Error Handling

One obvious use for loops is to retry some logic if an error occurs, but there's no need to design looping flow because Direktiv has configurable error catching & retrying available on every action-based state. This will be discussed in a later article.

Handling errors can be an important part of a flow.

Demo

direktiv_api: workflow/v1
functions:
- id: http-request
  image: gcr.io/direktiv/functions/http-request:1.0
  type: knative-workflow
states:
- id: do-request
  type: action
  action:
    function: http-request
    input:
      url: http://doesnotexist.xy
    retries:
      max_attempts: 2
      delay: PT5S
      multiplier: 2.0
      codes: [".*"]

In this example a request is being made to an URL. This URL does not exist to simulate the retry mechanism. It uses the multiplier to try within 5 seconds the first time and 10 seconds the second time.

Catchable Errors

Errors that occur during instance execution usually are considered "catchable". Any flow state may optionally define error catchers, and if a catchable error is raised Direktiv will check to see if any catchers can handle it.

Errors have a "code", which is a string formatted in a style similar to a domain name. Error catchers can explicitly catch a single error code or they can use * wildcards in their error codes to catch ranges of errors. Setting the error catcher to just "*" means it will handle any error, so long as no catcher defined higher up in the list has already caught it.

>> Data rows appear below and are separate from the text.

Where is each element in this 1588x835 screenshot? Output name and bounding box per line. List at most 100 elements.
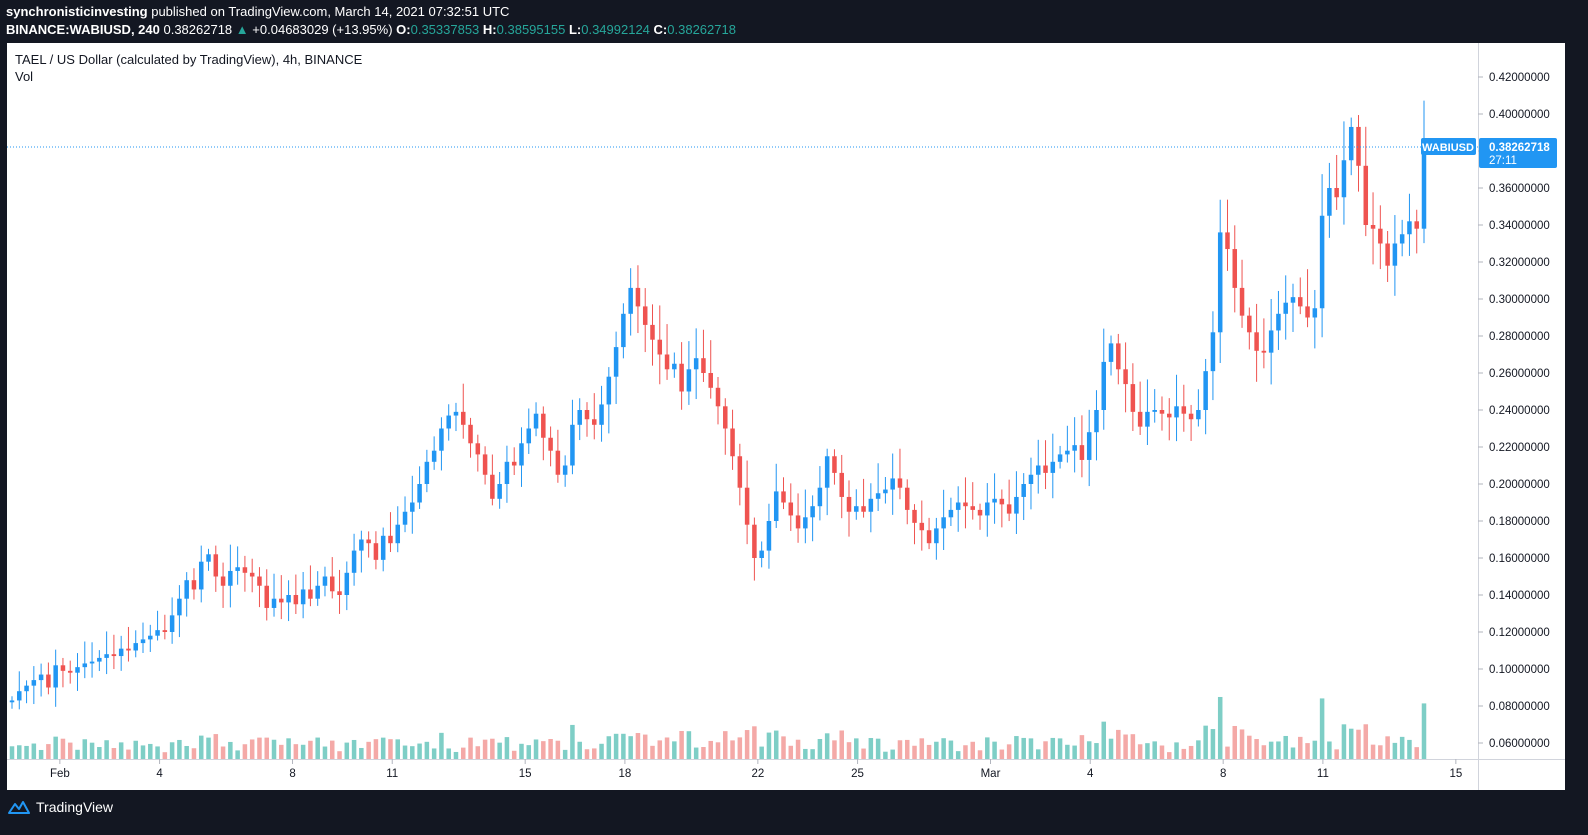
candle-body — [1290, 297, 1296, 303]
candle-body — [897, 478, 903, 488]
candle-body — [1028, 474, 1034, 484]
volume-bar — [482, 739, 488, 759]
volume-bar — [104, 740, 109, 759]
candle-body — [701, 358, 706, 373]
volume-bar — [424, 741, 430, 759]
price-tick-label: 0.26000000 — [1489, 368, 1550, 380]
candle-body — [329, 576, 335, 592]
volume-bar — [1028, 738, 1034, 759]
low-label: L: — [568, 22, 582, 37]
candle-body — [1232, 249, 1238, 288]
candle-body — [344, 572, 350, 595]
candle-body — [1021, 484, 1026, 497]
volume-bar — [1123, 734, 1128, 759]
candle-body — [271, 598, 277, 608]
candle-body — [788, 502, 794, 516]
volume-bar — [693, 747, 699, 759]
candle-body — [104, 654, 109, 658]
candle-body — [693, 358, 699, 370]
volume-bar — [1108, 738, 1114, 759]
volume-bar — [1050, 737, 1056, 759]
candle-body — [1407, 221, 1412, 235]
volume-bar — [1414, 747, 1419, 759]
volume-bar — [948, 740, 954, 759]
close-label: C: — [653, 22, 668, 37]
volume-bar — [832, 740, 837, 759]
price-tick-label: 0.20000000 — [1489, 479, 1550, 491]
candle-body — [941, 517, 946, 529]
volume-bar — [1159, 745, 1165, 759]
candle-body — [24, 685, 29, 692]
time-tick-label: 25 — [851, 768, 864, 780]
candle-body — [220, 576, 226, 586]
candle-body — [723, 406, 728, 429]
footer-brand[interactable]: TradingView — [36, 799, 114, 815]
volume-bar — [664, 737, 670, 759]
candle-body — [621, 313, 626, 348]
price-chart[interactable]: 0.420000000.400000000.380000000.36000000… — [7, 43, 1565, 790]
candle-body — [461, 411, 466, 425]
candle-body — [257, 576, 262, 586]
candle-body — [315, 585, 320, 599]
candle-body — [752, 524, 757, 558]
candle-body — [67, 670, 73, 673]
candle-body — [31, 680, 37, 686]
volume-bar — [1421, 703, 1427, 759]
tradingview-logo-icon[interactable] — [8, 800, 30, 814]
price-tick-label: 0.08000000 — [1489, 701, 1550, 713]
author-name[interactable]: synchronisticinvesting — [6, 4, 148, 19]
price-tick-label: 0.36000000 — [1489, 183, 1550, 195]
candle-body — [1399, 234, 1405, 244]
candle-body — [970, 506, 975, 510]
candle-body — [490, 474, 495, 499]
candle-body — [846, 496, 852, 512]
volume-bar — [1072, 745, 1077, 759]
candle-body — [926, 530, 932, 544]
candle-body — [1421, 145, 1427, 229]
volume-bar — [1407, 739, 1412, 759]
last-price: 0.38262718 — [163, 22, 233, 37]
candle-body — [1174, 406, 1179, 418]
candle-body — [664, 354, 670, 370]
price-tag-symbol: WABIUSD — [1422, 142, 1474, 154]
volume-bar — [773, 730, 779, 759]
volume-bar — [322, 746, 328, 759]
time-tick-label: 22 — [751, 768, 764, 780]
candle-body — [1254, 332, 1259, 351]
volume-bar — [1116, 729, 1121, 759]
volume-bar — [599, 743, 604, 759]
volume-bar — [992, 741, 997, 759]
candle-body — [322, 576, 328, 586]
volume-bar — [1363, 724, 1369, 759]
candle-body — [584, 410, 590, 420]
volume-bar — [242, 744, 248, 759]
candle-body — [817, 487, 823, 507]
volume-bar — [453, 751, 459, 759]
time-tick-label: 8 — [1220, 768, 1226, 780]
time-tick-label: 4 — [156, 768, 163, 780]
volume-bar — [868, 738, 874, 759]
candle-body — [1159, 410, 1165, 414]
candle-body — [519, 443, 524, 466]
volume-bar — [279, 744, 284, 759]
chart-panel[interactable]: 0.420000000.400000000.380000000.36000000… — [7, 43, 1565, 790]
candle-body — [985, 502, 990, 516]
volume-bar — [402, 745, 408, 759]
volume-bar — [861, 748, 866, 759]
volume-bar — [206, 737, 211, 759]
candle-body — [148, 635, 153, 640]
candle-body — [293, 595, 299, 605]
time-tick-label: 11 — [386, 768, 398, 780]
candle-body — [1283, 302, 1288, 314]
volume-bar — [1137, 744, 1143, 759]
candle-body — [279, 598, 284, 603]
volume-bar — [955, 751, 961, 759]
candle-body — [359, 539, 364, 551]
price-tag[interactable]: WABIUSD 0.38262718 27:11 — [1421, 138, 1557, 168]
candle-body — [53, 665, 58, 688]
candle-body — [497, 484, 502, 499]
volume-bar — [1305, 743, 1310, 759]
candle-body — [1072, 445, 1077, 451]
candle-body — [1079, 445, 1085, 460]
volume-bar — [577, 741, 582, 759]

If no catcher is able to handle an error, the flow will fail immediately.

direktiv_api: workflow/v1
functions:
- id: http-request
  image: gcr.io/direktiv/functions/http-request:1.0
  type: knative-workflow
states:
- id: do-request
  type: action
  action:
    function: http-request
    input:
      url: http://doesnotexist.xy
    retries:
      max_attempts: 2
      delay: PT5S
      multiplier: 2.0
      codes: [".*"]
  catch:
  - error: "direktiv.retries.exceeded"
    transition: handle-error
- id: handle-error
  type: noop
  log: this did not work

In this case the flow catches the failed retries and transitions to handle-error and the flow finished successful. Every other error will mark the flow execution as failed.

Uncatchable Errors

Rarely, some errors are considered "uncatchable", but generally an uncatchable error becomes catchable if escalated to a calling flow. One example of this is the error triggered by Direktiv if a flow fails to complete within its maximum timeout.

If a flow fails to complete within its maximum timeout it will not be given an opportunity to catch the error and continue running. But if that flow is running as a subflow its parentflow will be able to detect and handle that error.

Retries

Action definitions may optionally define a retry strategy. If a retry strategy is defined the catcher's transition won't be used and no error will be escalated for retryable errors until all retries have failed. A retry strategy might look like the following:

    retry:
      max_attempts: 3
      delay: PT30S
      multiplier: 2.0
      codes: [".*"]

In this example you can see that a maximum number of attempts is defined, alongside an initial delay between attempts and a multiplication factor to apply to the delay between subsequent attempts.

Recovery

Flows sometimes perform actions which may need to be reverted or undone if the flow as a whole cannot complete successfully. Solving these problems requires careful use of error catchers and transitions.

Cause Errors

Sometimes it is important to fail the flow with a custom error. This is possible with the error state. This can used e.g. in switch states.

direktiv_api: workflow/v1

states:
- id: a
  type: switch
  defaultTransition: fail
  conditions:
  - condition: 'jq(.y == true)'

- id: fail
  type: error
  error: badinput
  message: 'value y not set'

In this example if the payload does not contain y: true the flow fails. The error throwns badinput is thrown and the flow failed. The error badinput could be caught by a parent flow.